Democrats made a dent in Republicans’ control of the Kentucky House of Representatives Tuesday, but the GOP still will dominate the law-making chamber for at least another two years.
Going into Election Day, Republicans enjoyed a membership advantage of 62-37, with one vacancy, in the House. The GOP had gained 17 seats in the House two years ago to take control of the chamber for the first time since 1921.
In unofficial results Tuesday night, Democrats flipped at least seven House seats and Republicans flipped six, giving Democrats a net gain of at least one. That makes the unofficial count in the House, 61 Republicans and 38 Democrats, with one race still too close to call.
If that count stands, Republicans keep their super majority. A super majority in the House occurs when a party has at least 60 of the chamber’s 100 members. A super majority is needed to pass tax issues in odd-numbered legislative sessions and constitutional amendments.
With Tuesday’s elections, the Republicans remained in firm control of both the House and Senate, and the governorship with Matt Bevin.
House Minority Leader Rocky Adkins, D-Sandy Hook, was touting a possible takeover this year by Democrats in the House, but that goal seemed too lofty. Ninety of the House’s 100 seats were being contested.

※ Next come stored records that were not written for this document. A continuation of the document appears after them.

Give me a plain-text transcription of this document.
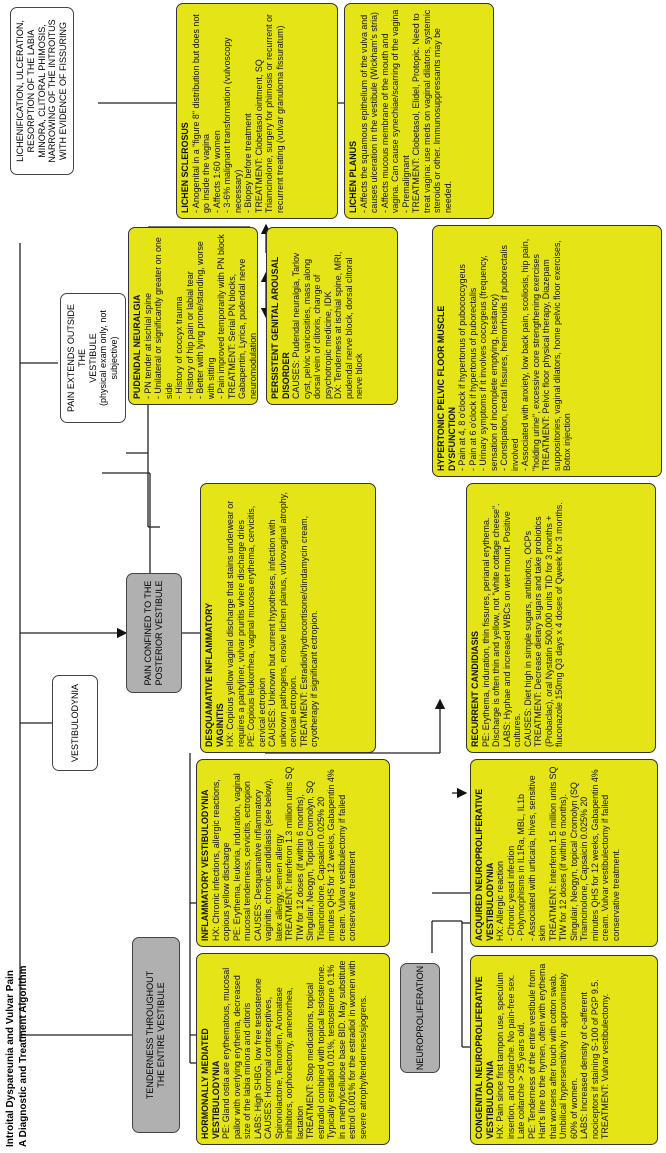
Introital Dyspareunia and Vulvar Pain
A Diagnostic and Treatment Algorithm
VESTIBULODYNIA
TENDERNESS THROUGHOUT
THE ENTIRE VESTIBULE
PAIN CONFINED TO THE
POSTERIOR VESTIBULE
PAIN EXTENDS OUTSIDE THE
VESTIBULE
(physical exam only, not subjective)
LICHENIFICATION, ULCERATION,
RESORPTION OF THE LABIA
MINORA, CLITORAL PHIMOSIS,
NARROWING OF THE INTROITUS
WITH EVIDENCE OF FISSURING
NEUROPROLIFERATION
HORMONALLY MEDIATED
VESTIBULODYNIA PE: Gland ostia are erythematous, mucosal pallor with overlying erythema, decreased size of the labia minora and clitoris
LABS: High SHBG, low free testosterone
CAUSES: Hormonal contraceptives, Spironolactone, Tamoxifen, Aromatase inhibitors, oophorectomy, amenorrhea, lactation
TREATMENT: Stop medications, topical estradiol combined with topical testosterone. Typically estradiol 0.01%, testosterone 0.1% in a methylcellulose base BID. May substitute estriol 0.001% for the estradiol in women with severe atrophy/tenderness/sjogrens.
INFLAMMATORY VESTIBULODYNIA HX: Chronic infections, allergic reactions, copious yellow discharge
PE: Erythema, leukoria, induration, vaginal mucosal tenderness, cervicitis, ectropion
CAUSES: Desquamative inflammatory vaginitis, chronic candidiasis (see below), latex allergy, semen allergy
TREATMENT: Interferon 1.3 million units SQ TIW for 12 doses (if within 6 months), Singulair, Neogyn, Topical Cromolyn, SQ Triamcinolone, Capsaicin 0.025% 20 minutes QHS for 12 weeks, Gabapentin 4% cream. Vulvar vestibulectomy if failed conservative treatment
DESQUAMATIVE INFLAMMATORY
VAGINITIS HX: Copious yellow vaginal discharge that stains underwear or requires a pantyliner, vulvar pruritis where discharge dries
PE: Copious leukorrhea, vaginal mucosa erythema, cervicitis, cervical ectropion
CAUSES: Unknown but current hypotheses, infection with unknown pathogens, erosive lichen planus, vulvovaginal atrophy, cervical ectropion.
TREATMENT: Estradiol/hydrocortisone/clindamycin cream, cryotherapy if significant ectropion.
PUDENDAL NEURALGIA - PN tender at ischial spine
- Unilateral or significantly greater on one side
- History of coccyx trauma
- History of hip pain or labial tear
- Better with lying prone/standing, worse with sitting
- Pain improved temporarily with PN block
TREATMENT: Serial PN blocks, Gabapentin, Lyrica, pudendal nerve neuromodulation PERSISTENT GENITAL AROUSAL
DISORDER CAUSES: Pudendal neuralgia, Tarlov cyst, pelvic varicosities, mass along dorsal vein of clitoris, change of psychotropic medicine, IDK
DX: Tenderness at ischial spine, MRI, pudendal nerve block, dorsal clitoral nerve block
HYPERTONIC PELVIC FLOOR MUSCLE
DYSFUNCTION - Pain at 4, 8 o'clock if hypertonus of pubococcygeus
- Pain at 6 o'clock if hypertonus of puborectalis
- Urinary symptoms if it involves coccygeus (frequency, sensation of incomplete emptying, hesitancy)
- Constipation, rectal fissures, hemorrhoids if puborectalis involved
- Associated with anxiety, low back pain, scoliosis, hip pain, "holding urine", excessive core strengthening exercises
TREATMENT: Pelvic floor physical therapy, Diazepam suppositories, vaginal dilators, home pelvic floor exercises, Botox injection
LICHEN SCLEROSUS - Anogenital in a "figure 8" distribution but does not go inside the vagina
- Affects 1:60 women
- 3-6% malignant transformation (vulvoscopy necessary)
- Biopsy before treatment
TREATMENT: Clobetasol ointment, SQ Triamcinolone, surgery for phimosis or recurrent or recurrent treating (vulvar granuloma fissuratum)
LICHEN PLANUS - Affects the squamous epithelium of the vulva and causes ulceration in the vestibule (Wickham's stria)
- Affects mucous membrane of the mouth and vagina. Can cause synechiae/scarring of the vagina
- Premalignant
TREATMENT: Clobetasol, Elidel, Protopic. Need to treat vagina: use meds on vaginal dilators, systemic steroids or other. Immunosuppressants may be needed.
RECURRENT CANDIDIASIS PE: Erythema, induration, thin fissures, perianal erythema. Discharge is often thin and yellow, not "white cottage cheese".
LABS: Hyphae and increased WBCs on wet mount. Positive cultures.
CAUSES: Diet high in simple sugars, antibiotics, OCPs
TREATMENT: Decrease dietary sugars and take probiotics (Probaclac), oral Nystatin 500,000 units TID for 3 months + fluconazole 150mg Q3 days x 4 doses of Qweek for 3 months.
CONGENITAL NEUROPROLIFERATIVE
VESTIBULODYNIA HX: Pain since first tampon use, speculum insertion, and coitarche. No pain-free sex. Late coitarche > 25 years old.
PE: Tenderness of the entire vestibule from Hart's line to the hymen, often with erythema that worsens after touch with cotton swab. Umbilical hypersensitivity in approximately 60% of women.
LABS: Increased density of c-afferent nociceptors if staining S-100 of PGP 9.5.
TREATMENT: Vulvar vestibulectomy.
ACQUIRED NEUROPROLIFERATIVE
VESTIBULODYNIA HX: Allergic reaction
- Chronic yeast infection
- Polymorphisms in IL1Ra, MBL, IL1b
- Associated with urticaria, hives, sensitive skin
TREATMENT: Interferon 1.5 million units SQ TIW for 12 doses (if within 6 months). Singulair, Neogyn, topical Cromolyn (SQ Triamcinolone, Capsaicin 0.025% 20 minutes QHS for 12 weeks, Gabapentin 4% cream. Vulvar vestibulectomy if failed conservative treatment.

That optimistic view by some Democrats was fueled by teachers and state workers upset with a Republican pension bill approved last spring by the state legislature. The status of the bill is pending in the Kentucky Supreme Court.
Adkins, who has been in the House since 1987, said President Trump was a big factor in Democrats’ losing control of the state House to Republicans in 2016, and Trump was not on Tuesday’s ballot.
He said late Tuesday night, “While I wish we had a better overall outcome, I am proud of the hard-fought victories we had in many districts.”
Democrats “faced an uphill battle,” Adkins said, because of a nationalized climate and the unfortunate rise of dark money and negative attacks.”